I began feeling so content and I just hugged my dad. As we drove I felt so light and younger. I remember listening to a song that used to give me a very 'old soul' feeling. And it definitely resonated with me still but I still felt so light and not like I was longing for something that wasn't here. I heard that this was being satisfied. But I began feeling worried.
It was almost feeling like I was giving up. How could I be content when I wasn't all that I wanted to be yet or my life? And giving up those feelings made me feel...I don't know...like I didn't have as much depth. But I remember that weight on my heart and I don't want it back but I do feel like I'm letting go of something that...It's not loss of personality but a part of me feels that way! Why is happiness associated with something like that in my mind?! Like I want to do something meaningful but little do I realize is sometimes it IS important to be happy. And why does it always have to be some kind of sacrifice? What's wrong with enjoying the ride? It's like being a child to me doesn't seem safe, either. I feel this way I can't be taken off guard or I am being 'mature'. There is a part of me that doesn't want to give up so bad that I try to hard and not in the right way.
It's like it feels like trying to be happy without anything changing feels like giving up. Like I was somehow different from everyone else. And I understood there was MORE to life. But there is more! And we don't have to suffer all the time. I want to get to understand love more and more. This has lead me nowhere good.

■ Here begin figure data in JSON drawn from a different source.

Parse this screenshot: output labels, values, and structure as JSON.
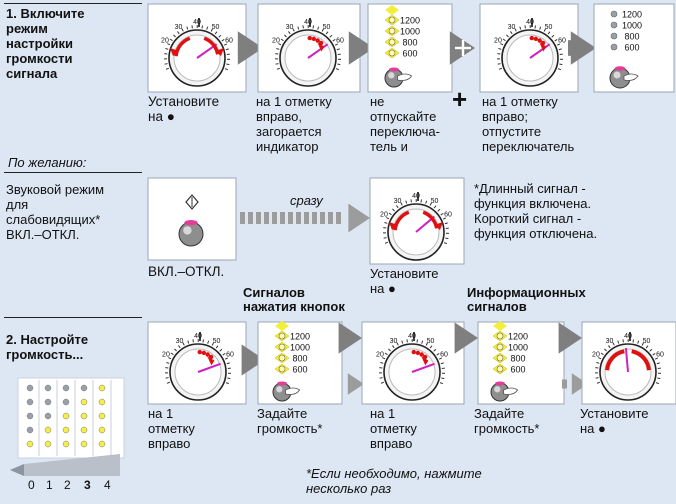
{
  "colors": {
    "background": "#dde6f3",
    "arrow": "#7f7f7f",
    "accent_red": "#e01010",
    "accent_magenta": "#d020c0",
    "led_yellow": "#f2ee3a",
    "led_gray": "#9aa0a8"
  },
  "step1": {
    "title": "1.  Включите\n     режим\n     настройки\n     громкости\n     сигнала",
    "captions": [
      "Установите\nна ●",
      "на 1 отметку\nвправо,\nзагорается\nиндикатор",
      "не\nотпускайте\nпереключа-\nтель и",
      "на 1 отметку\nвправо;\nотпустите\nпереключатель"
    ],
    "plus": "+"
  },
  "optional": {
    "label": "По желанию:"
  },
  "sound_mode": {
    "title": "Звуковой режим\nдля\nслабовидящих*\nВКЛ.–ОТКЛ.",
    "onoff_caption": "ВКЛ.–ОТКЛ.",
    "arrow_label": "сразу",
    "set_caption": "Установите\nна ●",
    "note": "*Длинный сигнал -\nфункция включена.\nКороткий сигнал -\nфункция отключена."
  },
  "step2": {
    "title": "2.  Настройте\n     громкость...",
    "section_buttons": "Сигналов\nнажатия кнопок",
    "section_info": "Информационных\nсигналов",
    "captions": [
      "на 1\nотметку\nвправо",
      "Задайте\nгромкость*",
      "на 1\nотметку\nвправо",
      "Задайте\nгромкость*",
      "Установите\nна ●"
    ],
    "scale": [
      "0",
      "1",
      "2",
      "3",
      "4"
    ],
    "footnote": "*Если необходимо, нажмите\nнесколько раз"
  },
  "dial": {
    "labels": [
      "20",
      "30",
      "40",
      "50",
      "60"
    ],
    "marks": [
      "I",
      "I"
    ]
  },
  "indicators": {
    "levels": [
      "1200",
      "1000",
      "800",
      "600"
    ]
  }
}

I remember when I was in that strange place and there was a time when all the different parts of me teamed up to go to my heart to see why I still had heartbreak. And there, there was girl with black hair and she was telling us that, "You won't change my mind. I love my sadness, it's beautiful and no one can take it away from me. It's the one thing I can trust." I tried to show her there was more to life and it was true, this part of me felt very old and maybe there was something beautiful about her or well, bittersweet but it wasn't the true me and it never will be.
I want so badly to do this 'right'. To be strong. And then, ugh! I let these feelings stop me and these incorrect views. It's in these moments my throat gets tight and I really can't stand having to deal with anymore but I'm damn determined. I WANT a life that I truly live in. I don't really know how to just let myself grieve. It's like Laurie told me that maybe I shouldn't cry from my mind but my heart. I have a way of numbing myself out and so if I'm not thinking about it I probably won't be able to feel it.
It's almost as if I'm expecting someone is going to tell me, "Yes, now you have the right to be happy." It sounds bad but sometimes it's hard to feel that people care or that people don't constantly judge like I try so hard not to do. I want to see people and myself for who we really are. It's like I was telling Skye, "Once you taste it you'll never be able to settle for anything less." I know just the beginning of how brilliant life can be. I don't want to settle and truthfully I don't see it being very meaningful for me to settle.
I remember my friend and I used to talk about a 'sadness' that stayed with us and it was like an old soul 'sadness' it was almost as if one of timeless, or it felt timeless. But really, it was very old. I had really felt was it was like to feel timeless. I feel that probably a few years back we all went through something that really changed our outlook on life it was that desire for something more. For everything we believed in not to die in vain.
For everything I've ever been not to die in vain.